In summary

A recent U.S. Supreme Court ruling involving free speech protections and immigration law reaffirmed a longstanding view that could help lawmakers in California and elsewhere attempting to regulate harmful social media algorithms.

Guest Commentary written by

Karl Manheim

Karl Manheim

Karl Manheim is an emeritus professor at Loyola Marymount University in Los Angeles. He has taught artificial intelligence law since 2018.

Jeffery Atik

Jeffery Atik

Jeffery Atik is a law professor at Loyola Marymount University in Los Angeles. He has taught artificial intelligence law since 2018.

Proponents of social media regulation in California and elsewhere recently received important support from an unlikely place: a U.S. Supreme Court decision on immigration law.  

United States v. Hansen involved the prosecution of a fraudster who tricked migrants into believing that he could arrange legal residency for them in the United States. The court rebuffed the assertion that applying an immigration statute criminalizing the encouragement of migrants to illegally enter or reside in the U.S. would unconstitutionally abridge freedom of speech.

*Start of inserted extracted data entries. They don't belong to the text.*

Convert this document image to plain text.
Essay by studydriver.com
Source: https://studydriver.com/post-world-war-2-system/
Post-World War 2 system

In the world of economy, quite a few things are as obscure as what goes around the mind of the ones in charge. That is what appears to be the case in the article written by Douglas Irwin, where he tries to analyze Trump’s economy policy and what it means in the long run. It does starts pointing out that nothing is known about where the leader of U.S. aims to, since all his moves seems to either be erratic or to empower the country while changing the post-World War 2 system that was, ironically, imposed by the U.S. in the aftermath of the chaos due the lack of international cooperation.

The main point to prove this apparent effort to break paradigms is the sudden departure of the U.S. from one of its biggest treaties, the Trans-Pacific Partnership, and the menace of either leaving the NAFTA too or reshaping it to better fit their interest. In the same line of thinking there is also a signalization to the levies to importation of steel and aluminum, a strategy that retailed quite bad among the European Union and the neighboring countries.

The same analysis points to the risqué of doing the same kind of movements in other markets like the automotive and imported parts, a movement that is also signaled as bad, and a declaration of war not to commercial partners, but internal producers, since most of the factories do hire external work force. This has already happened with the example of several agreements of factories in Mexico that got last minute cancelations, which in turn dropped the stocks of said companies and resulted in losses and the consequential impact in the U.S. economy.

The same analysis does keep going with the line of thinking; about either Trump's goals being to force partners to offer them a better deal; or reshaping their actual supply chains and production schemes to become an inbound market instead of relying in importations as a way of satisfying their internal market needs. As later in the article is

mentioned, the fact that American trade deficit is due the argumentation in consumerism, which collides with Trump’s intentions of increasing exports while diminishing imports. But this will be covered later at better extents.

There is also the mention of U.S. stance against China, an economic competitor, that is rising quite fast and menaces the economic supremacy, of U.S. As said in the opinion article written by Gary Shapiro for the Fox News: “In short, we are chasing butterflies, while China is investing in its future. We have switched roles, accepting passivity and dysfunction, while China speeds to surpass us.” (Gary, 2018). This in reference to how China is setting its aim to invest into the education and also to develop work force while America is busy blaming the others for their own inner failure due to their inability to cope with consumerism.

By doing so, the court reaffirmed the longstanding view that speech encouraging the commission of a crime is not protected speech. This means the decision provides further authority for ongoing legislative efforts to regulate social media platforms, even as companies attempt to avoid accountability for harms they cause by invoking the First Amendment.

Courts and state legislatures across the country are currently reviewing the liability of social media giants such as Meta, YouTube and TikTok for the damage they have caused to children and other users. These efforts have focused on the use of artificial intelligence-driven recommendations that concentrate and target vulnerable groups with harmful content in the pursuit of profits.

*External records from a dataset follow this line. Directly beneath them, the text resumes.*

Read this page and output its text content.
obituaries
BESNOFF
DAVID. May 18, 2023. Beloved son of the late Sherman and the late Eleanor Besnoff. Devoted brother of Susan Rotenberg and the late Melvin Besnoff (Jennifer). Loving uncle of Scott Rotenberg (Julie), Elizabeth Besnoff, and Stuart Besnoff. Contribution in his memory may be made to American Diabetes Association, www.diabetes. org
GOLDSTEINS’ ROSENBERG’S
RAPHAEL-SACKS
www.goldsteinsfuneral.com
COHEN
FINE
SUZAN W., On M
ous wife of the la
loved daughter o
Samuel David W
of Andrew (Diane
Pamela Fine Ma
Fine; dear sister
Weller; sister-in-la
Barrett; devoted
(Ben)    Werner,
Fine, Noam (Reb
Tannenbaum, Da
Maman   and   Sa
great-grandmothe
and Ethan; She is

One law proposed in New Jersey would prohibit social media platforms from using certain practices or features that cause children to become addicted to the platform, with penalties up to $250,000. A California bill would go further, prohibiting the use of any “design, algorithm, or feature” that causes a child to hurt themself or others, or become addicted to the platform. Congress is also considering taking action, for what it’s worth.

Social media companies have mounted a vigorous campaign to convince state legislatures, Congress and the courts that this type of regulation violates the Constitution. Undoubtedly much of what appears on social media is protected by the First Amendment. But the platforms advance a vision of the First Amendment that would provide them with almost absolute immunity.

They deserve no such treatment. As we have argued before, the outputs from AI-driven algorithms do not constitute protected speech and can be properly regulated. Certain algorithmic tools used by social media are benign and may often be socially beneficial such as AI-based moderation engines that identify and remove hateful and otherwise offensive content.

But the outputs of AI-based recommendation engines that select and push masses of targeted content can lead to addiction and other harmful effects. The urge to regulate this aspect is justified – and the First Amendment does not limit government’s protective powers.

There is no human speaker behind the output of an AI algorithm. Nor is there any intent to communicate (AI has no intent). A recommendation algorithm mostly reflects back personal data. Even if we worked backward through the algorithm to examine the platform’s intent, it’s not to communicate. Instead, platforms seek to maximize ad-generated revenue through “user engagement.”

The Hansen case is demonstrably different from the usual context of social media regulation. Yet the Supreme Court restated long-established First Amendment doctrine that counters the absolutist view asserted by the social media giants.

The use of human language does not constitute protected speech. The ruling upheld state control of speech that encourages or induces illegal acts – AI-driven recommendations can encourage or induce users to become addicted to content that cumulatively inflicts harm.

If social media enjoys absolute First Amendment protection, as the platforms seemingly claim, the next step is for AI to have such rights as well. In that case, all bets are off.